Nicht nur die erste Mannschaft der KSG Georgenhausen gelang der Aufstieg. Auch die zweite Reihe der KSG konnte in der Relegation den Aufstieg, in die Kreisliga A Dieburg/Odenwald feiern. Es ist für Trainer Steffen Kaiser der zweite Aufstieg binnen zwei Jahren mit dem Reinheimer Ortsteilclub. Im FuPa Interview sprach der Aufstiegstrainer über die abgelaufene Saison und gibt unter anderem Einblicke in das Innenleben seiner Mannschaft.

Wenn man die letzten beiden Jahre Revue passieren lässt stellt man schnell fest, dass es mit Euch seit zwei Jahren nur noch steil Bergauf gegangen ist. Was ist das Erfolgsgeheimis für eine solche Entwicklung?

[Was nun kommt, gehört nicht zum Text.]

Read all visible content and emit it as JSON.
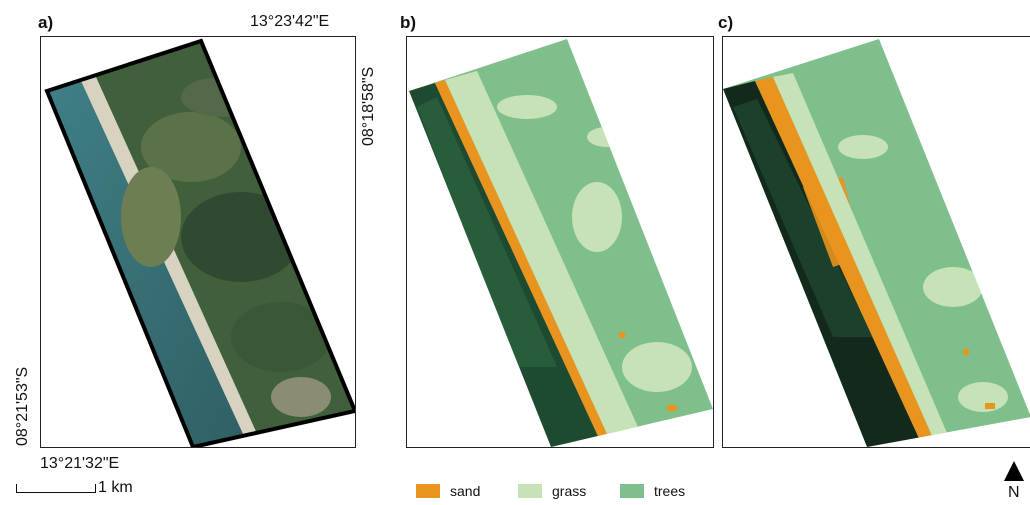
{
  "panels": [
    {
      "label": "a)"
    },
    {
      "label": "b)"
    },
    {
      "label": "c)"
    }
  ],
  "coords": {
    "top_right_lon": "13°23'42\"E",
    "bottom_left_lon": "13°21'32\"E",
    "right_lat": "08°18'58\"S",
    "left_lat": "08°21'53\"S"
  },
  "scale_bar": {
    "label": "1 km"
  },
  "north_arrow": {
    "label": "N"
  },
  "legend": [
    {
      "label": "sand",
      "color": "#e8941e"
    },
    {
      "label": "grass",
      "color": "#c6e2b6"
    },
    {
      "label": "trees",
      "color": "#7fbf8c"
    }
  ],
  "colors": {
    "sea_dark": "#2f5f64",
    "sea_light": "#3f7f86",
    "land_dark": "#2f4a30",
    "land_mid": "#4d6a3e",
    "beach": "#d8d3c1",
    "deep_green": "#1f4a32",
    "dark_green_c": "#12291b"
  }
}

"Vor gut dreianhalb Jahren habe ich bei der KSG Georgenhausen II das Traineramt übernommen. Als ich übernahm haben wir eher um den Abstieg gespielt. In der darauffolgenden Saison, als ich meine erste richtige Vorbereitung mit der Mannschaft hatte, habe ich das Team versucht deutlich zu verjüngern. Am Ende dieser Saison sind wir noch denkbar knapp am Aufstieg gescheitert. Rückwirkend betrachtet muss ich sagen, dass es enorm wichtig ist bis zum letzten Spiel durchzuziehen. Diese Durchschlagskraft fehlt uns in der eben angesprochenen Spielzeit. In den folgenden beiden Jahren konnten wir die Spannung bis zum letzten Spieltag hochhalten und so stand am Ende der beiden Jahre jeweils der Aufstieg zu Buche."

Vom Abstiegs- zum Aufstiegkandidat wird man nicht über Nacht. An welchen Schrauben haben Du und das restliche Trainerteam gedreht, dass es so gekommen ist?

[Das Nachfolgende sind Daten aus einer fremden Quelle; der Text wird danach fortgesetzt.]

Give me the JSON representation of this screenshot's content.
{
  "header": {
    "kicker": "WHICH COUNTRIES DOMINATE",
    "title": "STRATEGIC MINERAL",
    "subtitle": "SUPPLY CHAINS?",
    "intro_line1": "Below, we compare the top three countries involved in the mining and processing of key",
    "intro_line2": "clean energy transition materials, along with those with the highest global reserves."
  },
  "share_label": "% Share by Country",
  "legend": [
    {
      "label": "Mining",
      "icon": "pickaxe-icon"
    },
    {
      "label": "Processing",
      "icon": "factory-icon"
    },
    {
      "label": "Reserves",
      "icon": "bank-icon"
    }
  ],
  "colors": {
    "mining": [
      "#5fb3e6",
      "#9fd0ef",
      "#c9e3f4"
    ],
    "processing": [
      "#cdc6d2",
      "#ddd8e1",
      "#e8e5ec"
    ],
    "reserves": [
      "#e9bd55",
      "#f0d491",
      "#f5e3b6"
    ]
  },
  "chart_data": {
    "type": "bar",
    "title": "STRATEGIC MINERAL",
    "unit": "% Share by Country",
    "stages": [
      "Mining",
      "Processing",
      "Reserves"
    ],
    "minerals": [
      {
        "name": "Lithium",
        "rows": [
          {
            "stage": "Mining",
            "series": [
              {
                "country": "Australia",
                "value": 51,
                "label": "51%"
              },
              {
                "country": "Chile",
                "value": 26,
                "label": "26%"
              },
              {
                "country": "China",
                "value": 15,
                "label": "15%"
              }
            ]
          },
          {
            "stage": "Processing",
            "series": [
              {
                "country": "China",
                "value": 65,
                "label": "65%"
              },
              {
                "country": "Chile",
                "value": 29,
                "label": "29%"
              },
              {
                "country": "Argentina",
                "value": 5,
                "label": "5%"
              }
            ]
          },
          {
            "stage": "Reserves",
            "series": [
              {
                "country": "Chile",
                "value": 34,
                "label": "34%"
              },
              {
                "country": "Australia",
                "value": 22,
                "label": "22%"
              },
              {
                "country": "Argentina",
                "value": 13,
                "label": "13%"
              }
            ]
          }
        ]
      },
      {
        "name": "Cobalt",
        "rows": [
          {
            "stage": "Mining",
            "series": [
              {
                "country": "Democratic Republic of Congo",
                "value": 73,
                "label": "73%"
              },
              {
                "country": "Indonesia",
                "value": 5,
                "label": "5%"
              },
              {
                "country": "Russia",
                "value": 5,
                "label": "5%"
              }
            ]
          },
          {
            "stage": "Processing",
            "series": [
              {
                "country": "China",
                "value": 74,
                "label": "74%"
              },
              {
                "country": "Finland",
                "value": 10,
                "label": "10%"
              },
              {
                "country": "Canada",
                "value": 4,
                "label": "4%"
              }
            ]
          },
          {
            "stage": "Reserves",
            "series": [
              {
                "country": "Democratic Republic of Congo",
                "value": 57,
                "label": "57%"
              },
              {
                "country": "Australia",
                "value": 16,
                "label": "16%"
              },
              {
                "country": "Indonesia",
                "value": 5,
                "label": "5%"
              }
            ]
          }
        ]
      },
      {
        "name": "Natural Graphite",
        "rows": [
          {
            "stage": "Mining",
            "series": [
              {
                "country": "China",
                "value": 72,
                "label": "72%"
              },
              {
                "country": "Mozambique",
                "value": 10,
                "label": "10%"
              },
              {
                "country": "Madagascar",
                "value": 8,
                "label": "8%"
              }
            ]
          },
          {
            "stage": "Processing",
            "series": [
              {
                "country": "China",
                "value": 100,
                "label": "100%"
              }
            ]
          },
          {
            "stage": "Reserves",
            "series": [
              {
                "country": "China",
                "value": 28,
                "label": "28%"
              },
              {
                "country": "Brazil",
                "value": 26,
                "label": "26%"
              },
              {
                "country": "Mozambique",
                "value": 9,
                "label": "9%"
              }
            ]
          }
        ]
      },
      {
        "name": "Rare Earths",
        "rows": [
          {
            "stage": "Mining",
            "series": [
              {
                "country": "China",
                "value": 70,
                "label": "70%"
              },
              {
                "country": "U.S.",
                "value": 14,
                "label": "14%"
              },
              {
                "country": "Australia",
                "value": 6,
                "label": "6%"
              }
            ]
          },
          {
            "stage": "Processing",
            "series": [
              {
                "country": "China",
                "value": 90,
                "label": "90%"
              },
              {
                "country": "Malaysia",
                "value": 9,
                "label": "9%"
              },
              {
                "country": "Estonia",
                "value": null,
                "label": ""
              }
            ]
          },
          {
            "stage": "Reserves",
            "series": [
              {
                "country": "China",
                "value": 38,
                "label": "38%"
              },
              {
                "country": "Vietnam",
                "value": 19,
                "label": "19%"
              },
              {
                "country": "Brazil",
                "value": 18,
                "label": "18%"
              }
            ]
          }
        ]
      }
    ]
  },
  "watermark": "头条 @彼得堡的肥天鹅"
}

"Zum damaligen Zeitpunkt hatte die zweite Mannschaft in Georgenhausen einen nicht so hohen Stellenwert. Bei meinem Amtsantritt war es eine Bedingung von mir, dass die zweite Reihe der KSG einen etwas höheren Rang im Verein bekommt. Alles andere wäre vorab nämlich verschwendete Energie gewesen. Es war mein erster Trainerposten im Herrenbereich und da war es mir umso wichtiger, dass meine Arbeit Früchte tragen wird. Als Ziel steckte ich mir diese sportliche Differenz zwischen erster und zweiter Mannschaft zu verkleinern. Von der Kreisoberliga runter zur Kreisliga C bedeutete einen zu großen Unterschied. Das Team war damals ein mehr oder weniger zusammengewürfelter Haufen, aus recht alten Spielern und ab und an welchen, für die es in der ersten Mannschaft nicht ganz reichte. Mannschaftliche Geschlossenheit konnte so gar nicht wirklich entstehen. Ich verbrachte anfangs viele Stunden auf Sportplätzen und habe Spieler angefragt, ob sie sich für das Projekt bei der zweiten Mannschaft in Georgenhausen begeistern könnten. So entstand nach und nach ein Kern, der die Mannschaft an sich repräsentierte. Zusammen mit Spielern aus der A-Jugend, die wir langsam an den Herrenbereich gewöhnen wollten, bekamen wir eine sehr ordentliche Truppe zusammen."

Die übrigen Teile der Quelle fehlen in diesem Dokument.